Putting It All Together

Read the file. Uncompress it and convert to lines (string). Use the transformer function we created earlier, split, to split into words.

const words = read(
  fromFileUrl(import.meta.resolve("./warandpeace.txt.gz")),
)
  .transform(gunzip)
  .transform(toLines)
  .transform(split);

Now we need to get (1) a count of all words and (2) a count of unique words. We can use tee to create two copies of the stream - since we have to count twice. This gets around the limitation of being able to use an iterable only once and means we don't have to do extra work splitting the document into words two times.

const [w1, w2] = words.tee();

We can count the words in the first copy directly. For the second copy, we use the distinct transformer before counting.
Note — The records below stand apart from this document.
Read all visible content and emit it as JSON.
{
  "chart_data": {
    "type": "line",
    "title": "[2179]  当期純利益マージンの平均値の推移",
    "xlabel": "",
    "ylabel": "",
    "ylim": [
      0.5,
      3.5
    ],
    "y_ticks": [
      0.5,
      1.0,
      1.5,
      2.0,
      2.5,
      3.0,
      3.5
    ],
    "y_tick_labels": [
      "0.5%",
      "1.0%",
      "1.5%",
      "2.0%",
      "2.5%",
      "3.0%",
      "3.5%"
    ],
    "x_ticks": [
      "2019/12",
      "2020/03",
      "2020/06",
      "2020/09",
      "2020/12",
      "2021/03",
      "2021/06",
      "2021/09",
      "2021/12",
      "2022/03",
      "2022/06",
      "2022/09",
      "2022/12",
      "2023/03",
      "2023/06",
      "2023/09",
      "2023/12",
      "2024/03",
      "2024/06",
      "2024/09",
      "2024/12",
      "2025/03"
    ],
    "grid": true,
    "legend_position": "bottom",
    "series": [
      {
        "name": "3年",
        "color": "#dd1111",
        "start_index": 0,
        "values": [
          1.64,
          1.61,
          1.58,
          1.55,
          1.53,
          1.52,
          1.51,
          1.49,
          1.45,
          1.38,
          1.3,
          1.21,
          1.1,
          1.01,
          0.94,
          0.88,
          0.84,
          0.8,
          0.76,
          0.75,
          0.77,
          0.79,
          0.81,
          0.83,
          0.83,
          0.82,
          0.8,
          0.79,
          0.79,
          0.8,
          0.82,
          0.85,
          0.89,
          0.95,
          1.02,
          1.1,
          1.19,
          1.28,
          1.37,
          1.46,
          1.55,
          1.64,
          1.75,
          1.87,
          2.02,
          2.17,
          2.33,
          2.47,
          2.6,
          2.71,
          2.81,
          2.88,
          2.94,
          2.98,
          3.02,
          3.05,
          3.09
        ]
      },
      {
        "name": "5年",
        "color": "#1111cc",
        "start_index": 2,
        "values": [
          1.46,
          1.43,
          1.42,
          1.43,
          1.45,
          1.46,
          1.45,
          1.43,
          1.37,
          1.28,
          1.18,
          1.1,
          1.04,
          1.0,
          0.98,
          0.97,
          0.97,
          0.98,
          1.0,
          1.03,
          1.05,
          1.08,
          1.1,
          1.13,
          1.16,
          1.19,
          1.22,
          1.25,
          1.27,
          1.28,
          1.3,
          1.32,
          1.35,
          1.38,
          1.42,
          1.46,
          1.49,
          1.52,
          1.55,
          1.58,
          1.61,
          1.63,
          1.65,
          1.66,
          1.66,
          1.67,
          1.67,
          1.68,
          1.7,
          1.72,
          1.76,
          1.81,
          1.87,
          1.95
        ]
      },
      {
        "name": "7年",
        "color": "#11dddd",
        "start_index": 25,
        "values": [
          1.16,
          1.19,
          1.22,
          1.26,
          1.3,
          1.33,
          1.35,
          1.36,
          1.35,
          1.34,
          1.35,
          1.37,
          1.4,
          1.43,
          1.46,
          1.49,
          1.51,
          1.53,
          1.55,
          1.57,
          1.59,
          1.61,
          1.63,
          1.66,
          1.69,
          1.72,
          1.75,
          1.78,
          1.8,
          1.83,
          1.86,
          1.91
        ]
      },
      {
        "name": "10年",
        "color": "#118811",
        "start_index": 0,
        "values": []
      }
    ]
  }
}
const [count, unique] = await Promise.all([
  w1.count(),
  w2.transform(distinct).count(),
]);

console.log(`Total word count:  ${count.toLocaleString()}`);
console.log(`Unique word count: ${unique.toLocaleString()}`);

The results:

Total word count:  563,977
Unique word count: 18,609

Clean, readable code. Understandable error handling. Fast. The only downside is that the processing is done in-process (we only have one thread to work with in JavaScript). If you are doing other things at the same time, this will slow them down.